Bain Capital Ventures (BCV) refers to this prospect as the "Agentic Commerce Era" (Friend, 2024), highlighting a period that could be as disruptive as the beginnings of ecommerce and mobile shopping were, where the brands who stay ahead of the increasingly acceleratingly pace of technological development, creative ideas, and time-to-market will be best placed to gain a competitive advantage, shaking out those who lag behind. It is suggested that brands will need to invest more in new capabilities, technologies, and infrastructure to optimise the benefits and manage the risks of implementing AI agents (ibid.), and it is those with the agility to act quickly who will come out ahead.
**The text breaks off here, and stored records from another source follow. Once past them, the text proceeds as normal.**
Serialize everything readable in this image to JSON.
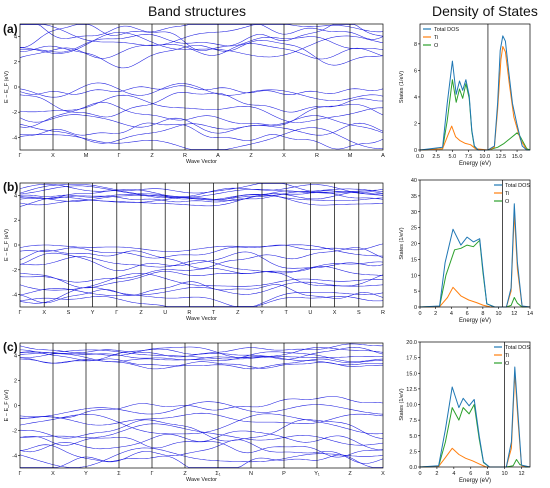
{
  "headings": {
    "band": "Band structures",
    "dos": "Density of States"
  },
  "panel_labels": [
    "(a)",
    "(b)",
    "(c)"
  ],
  "colors": {
    "band_line": "#1f1fe0",
    "total_dos": "#1f77b4",
    "ti": "#ff7f0e",
    "o": "#2ca02c",
    "axis": "#000000"
  },
  "chart_data": [
    {
      "type": "line",
      "panel": "(a)",
      "title": "",
      "xlabel": "Wave Vector",
      "ylabel": "E − E_F (eV)",
      "ylim": [
        -5,
        5
      ],
      "yticks": [
        -4,
        -2,
        0,
        2,
        4
      ],
      "kpoints": [
        "Γ",
        "X",
        "M",
        "Γ",
        "Z",
        "R",
        "A",
        "Z",
        "X",
        "R",
        "M",
        "A"
      ],
      "conduction_range": [
        2.2,
        5
      ],
      "valence_range": [
        -4.6,
        0
      ],
      "band_count": 9
    },
    {
      "type": "line",
      "panel": "(b)",
      "title": "",
      "xlabel": "Wave Vector",
      "ylabel": "E − E_F (eV)",
      "ylim": [
        -5,
        5
      ],
      "yticks": [
        -4,
        -2,
        0,
        2,
        4
      ],
      "kpoints": [
        "Γ",
        "X",
        "S",
        "Y",
        "Γ",
        "Z",
        "U",
        "R",
        "T",
        "Z",
        "Y",
        "T",
        "U",
        "X",
        "S",
        "R"
      ],
      "conduction_range": [
        3.4,
        4.6
      ],
      "valence_range": [
        -4.8,
        0
      ],
      "band_count": 12
    },
    {
      "type": "line",
      "panel": "(c)",
      "title": "",
      "xlabel": "Wave Vector",
      "ylabel": "E − E_F (eV)",
      "ylim": [
        -5,
        5
      ],
      "yticks": [
        -4,
        -2,
        0,
        2,
        4
      ],
      "kpoints": [
        "Γ",
        "X",
        "Y",
        "Σ",
        "Γ",
        "Z",
        "Σ₁",
        "N",
        "P",
        "Y₁",
        "Z",
        "X"
      ],
      "conduction_range": [
        3.3,
        4.5
      ],
      "valence_range": [
        -4.8,
        0
      ],
      "band_count": 11
    },
    {
      "type": "line",
      "panel": "(a)",
      "title": "",
      "xlabel": "Energy (eV)",
      "ylabel": "States (1/eV)",
      "xlim": [
        0,
        17
      ],
      "ylim": [
        0,
        9.5
      ],
      "xticks": [
        0.0,
        2.5,
        5.0,
        7.5,
        10.0,
        12.5,
        15.0
      ],
      "xtick_labels": [
        "0.0",
        "2.5",
        "5.0",
        "7.5",
        "10.0",
        "12.5",
        "15.0"
      ],
      "yticks": [
        0,
        2,
        4,
        6,
        8
      ],
      "vline": 10.5,
      "legend": "top-left",
      "series": [
        {
          "name": "Total DOS",
          "x": [
            0,
            3.5,
            4.2,
            5,
            5.6,
            6.1,
            6.6,
            7.1,
            7.6,
            8,
            8.4,
            9,
            10.5,
            11.5,
            12,
            12.4,
            12.8,
            13.2,
            13.7,
            14.3,
            15,
            15.8,
            16.5,
            17
          ],
          "values": [
            0,
            0.2,
            3.5,
            6.7,
            4.2,
            5.2,
            4.5,
            5.3,
            4.1,
            1.5,
            0.3,
            0,
            0,
            0.3,
            3.5,
            7.5,
            8.6,
            8.2,
            6.0,
            3.5,
            1.9,
            0.3,
            0,
            0
          ]
        },
        {
          "name": "Ti",
          "x": [
            0,
            3.5,
            4.3,
            4.9,
            5.5,
            6.2,
            7.0,
            7.8,
            8.6,
            10.5,
            11.5,
            12,
            12.5,
            12.8,
            13.2,
            13.8,
            14.5,
            15.5,
            16.5,
            17
          ],
          "values": [
            0,
            0.1,
            1.1,
            1.8,
            1.0,
            0.7,
            0.5,
            0.4,
            0.1,
            0,
            0.2,
            3.0,
            6.8,
            7.8,
            7.4,
            5.0,
            2.5,
            0.8,
            0,
            0
          ]
        },
        {
          "name": "O",
          "x": [
            0,
            3.5,
            4.2,
            5,
            5.6,
            6.1,
            6.6,
            7.1,
            7.6,
            8,
            8.4,
            9,
            10.5,
            12,
            13,
            14,
            15,
            15.5,
            16.5,
            17
          ],
          "values": [
            0,
            0.1,
            2.2,
            5.3,
            3.6,
            4.6,
            3.9,
            5.0,
            3.9,
            1.4,
            0.2,
            0,
            0,
            0.2,
            0.5,
            0.9,
            1.3,
            1.0,
            0.1,
            0
          ]
        }
      ]
    },
    {
      "type": "line",
      "panel": "(b)",
      "title": "",
      "xlabel": "Energy (eV)",
      "ylabel": "States (1/eV)",
      "xlim": [
        0,
        14
      ],
      "ylim": [
        0,
        40
      ],
      "xticks": [
        0,
        2,
        4,
        6,
        8,
        10,
        12,
        14
      ],
      "xtick_labels": [
        "0",
        "2",
        "4",
        "6",
        "8",
        "10",
        "12",
        "14"
      ],
      "yticks": [
        0,
        5,
        10,
        15,
        20,
        25,
        30,
        35,
        40
      ],
      "vline": 10.5,
      "legend": "top-right",
      "series": [
        {
          "name": "Total DOS",
          "x": [
            0,
            2.5,
            3.2,
            4.2,
            5.2,
            6.0,
            6.8,
            7.6,
            8.0,
            8.5,
            9.5,
            11,
            11.6,
            12,
            12.4,
            13,
            14
          ],
          "values": [
            0,
            0.3,
            14,
            24.5,
            19.5,
            22,
            20.5,
            21.5,
            12,
            1,
            0,
            0,
            6,
            32.5,
            14,
            0.3,
            0
          ]
        },
        {
          "name": "Ti",
          "x": [
            0,
            2.5,
            3.5,
            4.2,
            5.2,
            6.2,
            7.2,
            8,
            9,
            11,
            11.6,
            12,
            12.4,
            13,
            14
          ],
          "values": [
            0,
            0.1,
            3,
            6.2,
            3.5,
            2.2,
            1.4,
            0.6,
            0,
            0,
            5,
            29.5,
            12,
            0.2,
            0
          ]
        },
        {
          "name": "O",
          "x": [
            0,
            2.5,
            3.3,
            4.4,
            5.2,
            6.0,
            6.8,
            7.6,
            8.0,
            8.5,
            9.5,
            11,
            11.6,
            12,
            12.4,
            13,
            14
          ],
          "values": [
            0,
            0.2,
            10,
            18,
            18.5,
            19.5,
            19,
            21,
            11,
            1,
            0,
            0,
            0.5,
            3,
            1.2,
            0,
            0
          ]
        }
      ]
    },
    {
      "type": "line",
      "panel": "(c)",
      "title": "",
      "xlabel": "Energy (eV)",
      "ylabel": "States (1/eV)",
      "xlim": [
        0,
        13
      ],
      "ylim": [
        0,
        20
      ],
      "xticks": [
        0,
        2,
        4,
        6,
        8,
        10,
        12
      ],
      "xtick_labels": [
        "0",
        "2",
        "4",
        "6",
        "8",
        "10",
        "12"
      ],
      "yticks": [
        0.0,
        2.5,
        5.0,
        7.5,
        10.0,
        12.5,
        15.0,
        17.5,
        20.0
      ],
      "ytick_labels": [
        "0.0",
        "2.5",
        "5.0",
        "7.5",
        "10.0",
        "12.5",
        "15.0",
        "17.5",
        "20.0"
      ],
      "vline": 10,
      "legend": "top-right",
      "series": [
        {
          "name": "Total DOS",
          "x": [
            0,
            2.2,
            3.0,
            3.8,
            4.6,
            5.1,
            5.8,
            6.4,
            7.0,
            7.5,
            8.2,
            10.2,
            10.8,
            11.2,
            11.6,
            12,
            13
          ],
          "values": [
            0,
            0.2,
            6,
            12.8,
            9.5,
            11,
            9.8,
            10.8,
            5,
            0.8,
            0,
            0,
            4,
            16,
            8,
            0.3,
            0
          ]
        },
        {
          "name": "Ti",
          "x": [
            0,
            2.2,
            3.0,
            3.8,
            4.6,
            5.4,
            6.2,
            7.0,
            7.8,
            10.2,
            10.8,
            11.2,
            11.6,
            12,
            13
          ],
          "values": [
            0,
            0.1,
            1.5,
            3.0,
            2.0,
            1.4,
            1.0,
            0.5,
            0,
            0,
            3,
            15,
            7,
            0.2,
            0
          ]
        },
        {
          "name": "O",
          "x": [
            0,
            2.2,
            3.0,
            3.8,
            4.6,
            5.1,
            5.8,
            6.4,
            7.0,
            7.5,
            8.2,
            10.2,
            11,
            11.4,
            11.8,
            12.5,
            13
          ],
          "values": [
            0,
            0.1,
            4,
            9.5,
            7.5,
            9.5,
            8.5,
            10,
            4.5,
            0.7,
            0,
            0,
            0.2,
            1.2,
            0.4,
            0,
            0
          ]
        }
      ]
    }
  ]
}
In this environment, it could be interesting to see how the original trailblazer, Amazon, uses the unique position it has since built across ecommerce, cloud computing, and smart homes to innovate and perhaps again lead ecommerce into a new era.
Summary
As the recommender system rapidly approaches 50 years of development, we can see that vast progress has been made by virtue of the inventive researchers dedicated to improving human-computer interaction, creative entrepreneurs in the quest to innovate, and the scientists and engineers developing the increasingly sophisticated technologies at their disposal. Yet, there are still five more years to reach this landmark occasion, and still much room for the particular design and practical implementation of the recommender system to be improved in ecommerce – from suggestions that miss the mark by such a distance it leaves consumers questioning how well the brand really knows them, to recommendations that make the consumer uncomfortable and worried for their data privacy.
Here, gen AI and AI agents hold much potential in reaching a new level of personalisation that can more fully comprehend the context and nuances of consumer needs and the circumstances surrounding them through conversation and collaboration, simultaneously reducing the cognitive workload and effort involved in information-seeking, decision-making, and action-taking, whilst instilling the consumer with increased agency to define and fulfil their preferences more effectively. The key to unlocking this opportunity lies in not only leveraging AI to personalise the human-computer interaction, but to humanise it, creating more empowering partnerships with consumers. With such significant advancements being made in recommenders over the past two years with gen AI, the next five look set to be fascinating.